Jalil Farooq (born September 13, 2001) is an American college football wide receiver for the Maryland Terrapins. He previously played for the Oklahoma Sooners.

==Early life==
Farooq attended Dr. Henry A. Wise Jr. High School located in Prince George's County, Maryland. Coming out of high school, he was rated as a four star recruit, where he committed to play college football for the Oklahoma Sooners, over Maryland.

==College career==
=== Oklahoma ===
In his true freshman season in 2021, he brought in just four receptions for 69 yards. During the 2022 season, Farooq tallied 37 receptions for 466 yards and five touchdowns. In week six of the 2023 season, he notched five receptions for 130 yards, 13 rushing yards, and 37 kickoff return yards in a victory over rival Texas. He finished the 2023 season, totaling 45 receptions for 694 yards and two touchdowns, while also adding 94 yards on the ground. In week one of the 2024 season, Farooq hauled in one reception for 47 yards in a win over Temple, but suffered a broken foot. Farooq finished the 2024 season, only starting in two games due to injury, where he recorded three receptions for 58 yards. After the conclusion of the 2024 season, he decided to enter his name into the NCAA transfer portal.

=== Maryland ===
Farooq transferred to play for the Maryland Terrapins. Heading into the 2025 season, he is projected to be one of the Terrapins top players, where he will compete for a starting spot at receiver.
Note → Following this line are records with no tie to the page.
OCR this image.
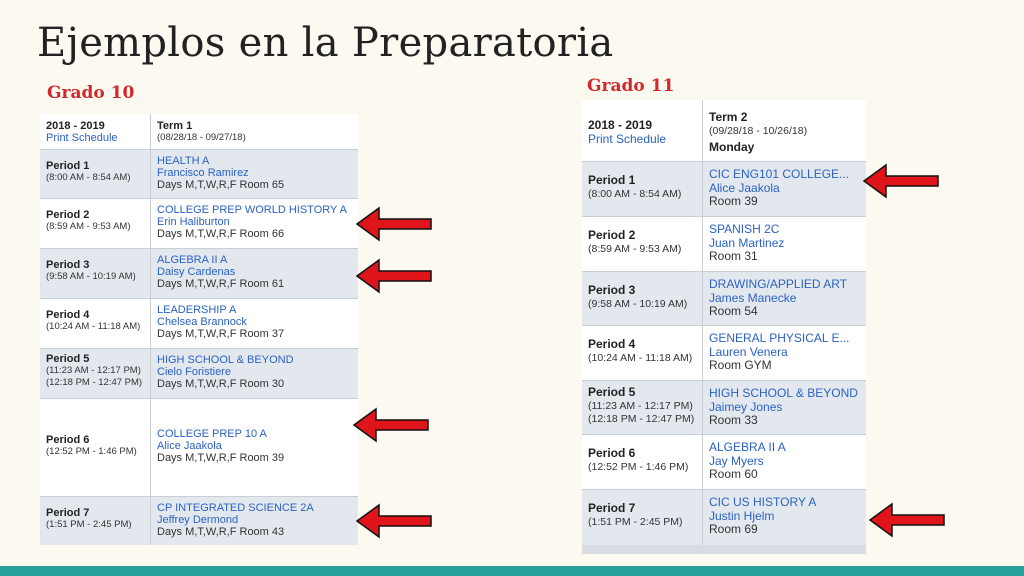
Ejemplos en la Preparatoria
Grado 10	Grado 11
2018 - 2019
Print Schedule
Term 1
(08/28/18 - 09/27/18)
Period 1
(8:00 AM - 8:54 AM)
HEALTH A
Francisco Ramirez
Days M,T,W,R,F Room 65
Period 2
(8:59 AM - 9:53 AM)
COLLEGE PREP WORLD HISTORY A
Erin Haliburton
Days M,T,W,R,F Room 66
Period 3
(9:58 AM - 10:19 AM)
ALGEBRA II A
Daisy Cardenas
Days M,T,W,R,F Room 61
Period 4
(10:24 AM - 11:18 AM)
LEADERSHIP A
Chelsea Brannock
Days M,T,W,R,F Room 37
Period 5
(11:23 AM - 12:17 PM)
(12:18 PM - 12:47 PM)
HIGH SCHOOL & BEYOND
Cielo Foristiere
Days M,T,W,R,F Room 30
Period 6
(12:52 PM - 1:46 PM)
COLLEGE PREP 10 A
Alice Jaakola
Days M,T,W,R,F Room 39
Period 7
(1:51 PM - 2:45 PM)
CP INTEGRATED SCIENCE 2A
Jeffrey Dermond
Days M,T,W,R,F Room 43
2018 - 2019
Print Schedule
Term 2
(09/28/18 - 10/26/18)
Monday
Period 1
(8:00 AM - 8:54 AM)
CIC ENG101 COLLEGE...
Alice Jaakola
Room 39
Period 2
(8:59 AM - 9:53 AM)
SPANISH 2C
Juan Martinez
Room 31
Period 3
(9:58 AM - 10:19 AM)
DRAWING/APPLIED ART
James Manecke
Room 54
Period 4
(10:24 AM - 11:18 AM)
GENERAL PHYSICAL E...
Lauren Venera
Room GYM
Period 5
(11:23 AM - 12:17 PM)
(12:18 PM - 12:47 PM)
HIGH SCHOOL & BEYOND
Jaimey Jones
Room 33
Period 6
(12:52 PM - 1:46 PM)
ALGEBRA II A
Jay Myers
Room 60
Period 7
(1:51 PM - 2:45 PM)
CIC US HISTORY A
Justin Hjelm
Room 69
He won the starting receiver job and served as the main target for quarterback Malik Washington.

==Professional career==

Pre-draft measurables
| Height | Weight | Arm length | Hand span | Wingspan | 40-yard dash | 10-yard split | 20-yard split | 20-yard shuttle | Three-cone drill | Vertical jump | Broad jump | Bench press |
| 6 ft 0+1⁄2 in (1.84 m) | 205 lb (93 kg) | 31 in (0.79 m) | 8+3⁄4 in (0.22 m) | 6 ft 3+1⁄4 in (1.91 m) | 4.62 s | 1.61 s | 2.73 s | 4.50 s | 7.39 s | 30.0 in (0.76 m) | 9 ft 5 in (2.87 m) | 9 reps |
All values from Pro Day

==Personal life==
On November 2, 2023, Farooq was arrested after a traffic stop on traffic violations and for having four outstanding municipal warrants.